I had my second appointment for the low-dose naltrexone treatment study yesterday. I was given my first vial of pills for the next fortnight. I was told they are the placebo. I find it odd that I'm told right off the bat they are the placebo (comprised of cornstarch). As to when the real drug will be given me, it is chosen at random and I won't be told.
Of course, all my radar is on high alert for the slightest little thing out of the ordinary: a new mannerism from J., a slightly different odor to the capsules, any subtle fluctuation in any of my myriad symptoms. The test subjects have been told the placebo is identical to the drug in appearance. We were also cautioned not to open up the capsules, which makes me suspect some differences can be found upon close inspection. But in spite of the temptation to figure it out, I will play along and see what happens. If the way I'm feeling undergoes a change, I don't want it to be due to my imagination.
There were more trigger point tests, hot/cold sensitivity tests, blood pressure readings both sitting and standing, and more questionnaires to fill out. Oh, how I hate those questionnaires. I hate having to think that minutely about all my symptoms and the quality of my sleep over the previous two weeks. Those are things I'd rather ignore and get on with my day as best as I can. All of this will be repeated at every visit, to track what changes.

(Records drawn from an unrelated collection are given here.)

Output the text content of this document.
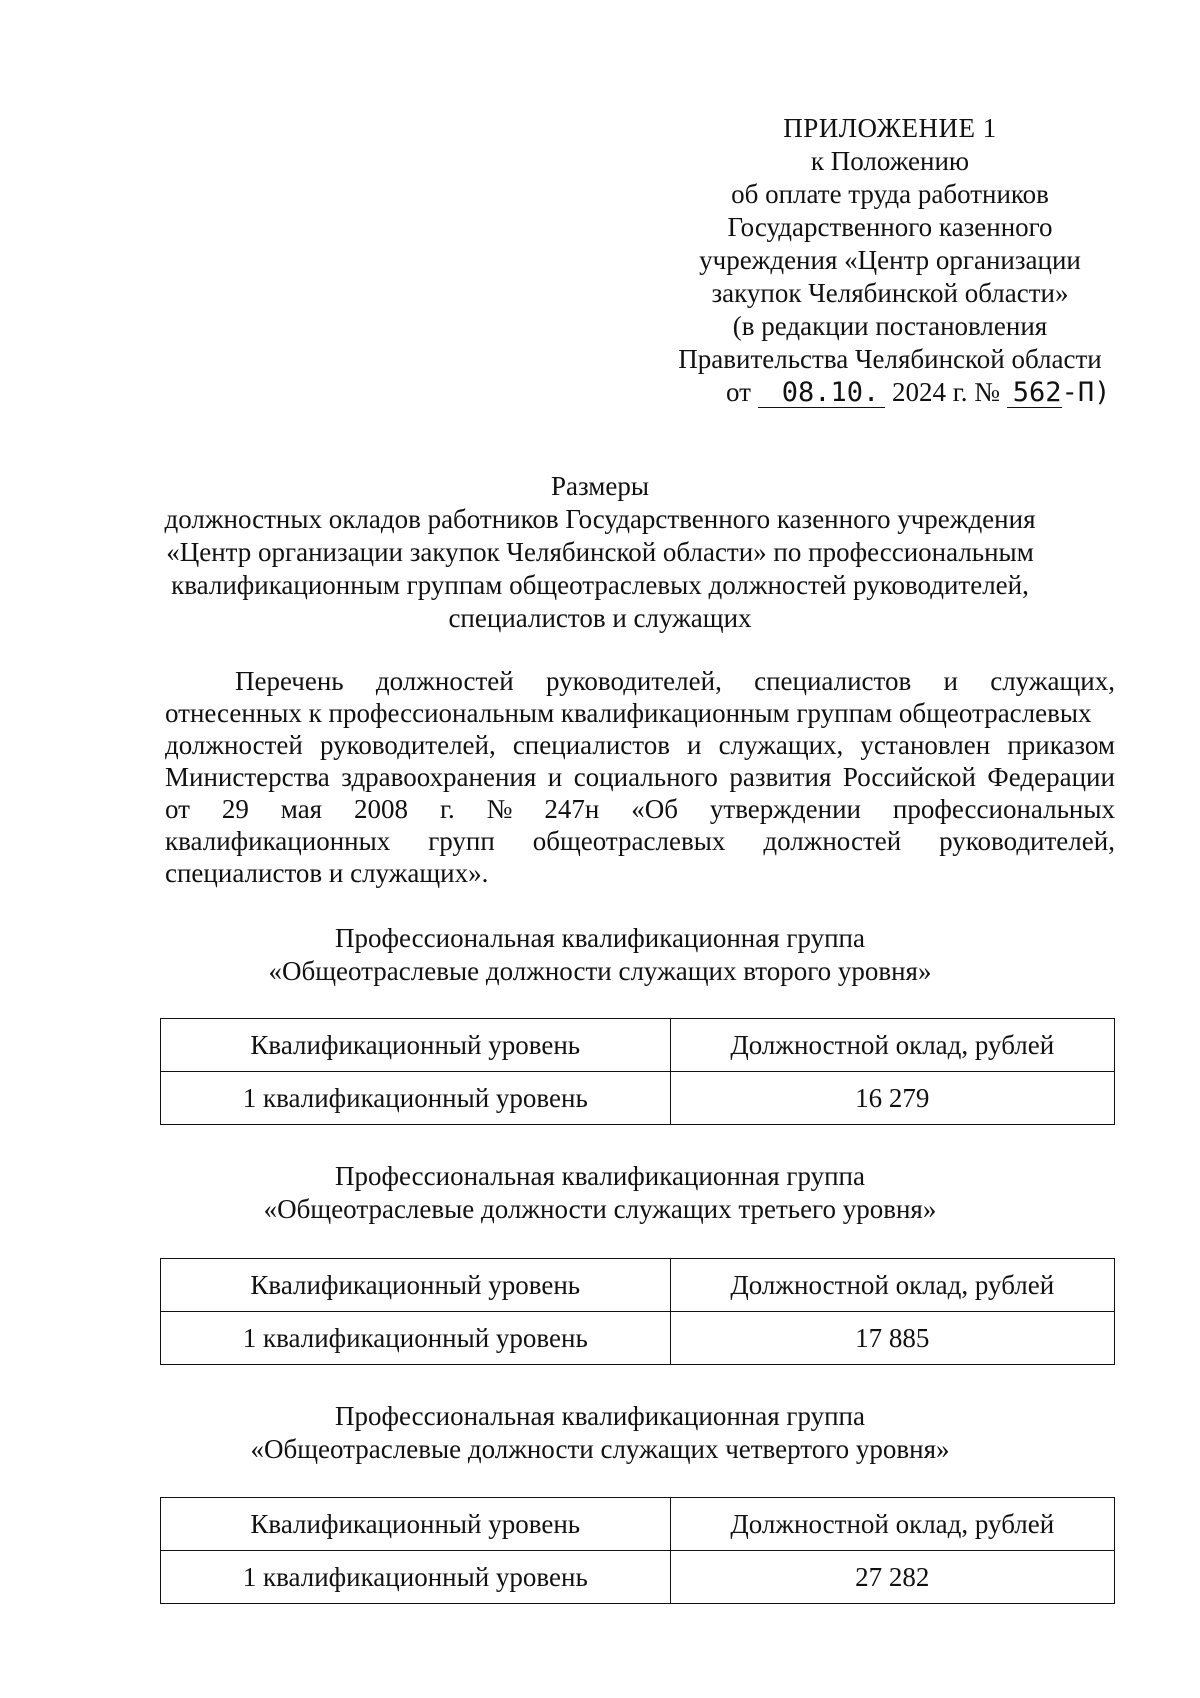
ПРИЛОЖЕНИЕ 1
к Положению
об оплате труда работников
Государственного казенного
учреждения «Центр организации
закупок Челябинской области»
(в редакции постановления
Правительства Челябинской области
от 08.10. 2024 г. № 562-П)
Размеры
должностных окладов работников Государственного казенного учреждения
«Центр организации закупок Челябинской области» по профессиональным
квалификационным группам общеотраслевых должностей руководителей,
специалистов и служащих
Перечень должностей руководителей, специалистов и служащих,
отнесенных к профессиональным квалификационным группам общеотраслевых
должностей руководителей, специалистов и служащих, установлен приказом
Министерства здравоохранения и социального развития Российской Федерации
от 29 мая 2008 г. № 247н «Об утверждении профессиональных
квалификационных групп общеотраслевых должностей руководителей,
специалистов и служащих».
Профессиональная квалификационная группа
«Общеотраслевые должности служащих второго уровня»
Квалификационный уровень	Должностной оклад, рублей
1 квалификационный уровень	16 279
Профессиональная квалификационная группа
«Общеотраслевые должности служащих третьего уровня»
Квалификационный уровень	Должностной оклад, рублей
1 квалификационный уровень	17 885
Профессиональная квалификационная группа
«Общеотраслевые должности служащих четвертого уровня»
Квалификационный уровень	Должностной оклад, рублей
1 квалификационный уровень	27 282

I also had some blood drawn, to test for possible subsets to fibromyalgia. There was a problem at the lab, and it took J. several minutes to get it sorted out (he was almost late for his next treatment study appointment). It seems Stanford already had me in their system, which confused me because I'd never been to Stanford before. But then I realized that I'd had a sleep study done 12 years ago at the Stanford Sleep Clinic, but it was in San Francisco, so I didn't think of it as Stanford. They had me in the system, but with my old address. It took a while for the lab to get brought up to speed on that. Plus the fact that the study was paying for the labs and not me confused them a bit. I'm so glad J. stayed there till it all got sorted out.
They took 6 tubes of blood. I'm sure that's why I felt so tired later on that day. I'm glad that won't be repeated at every visit.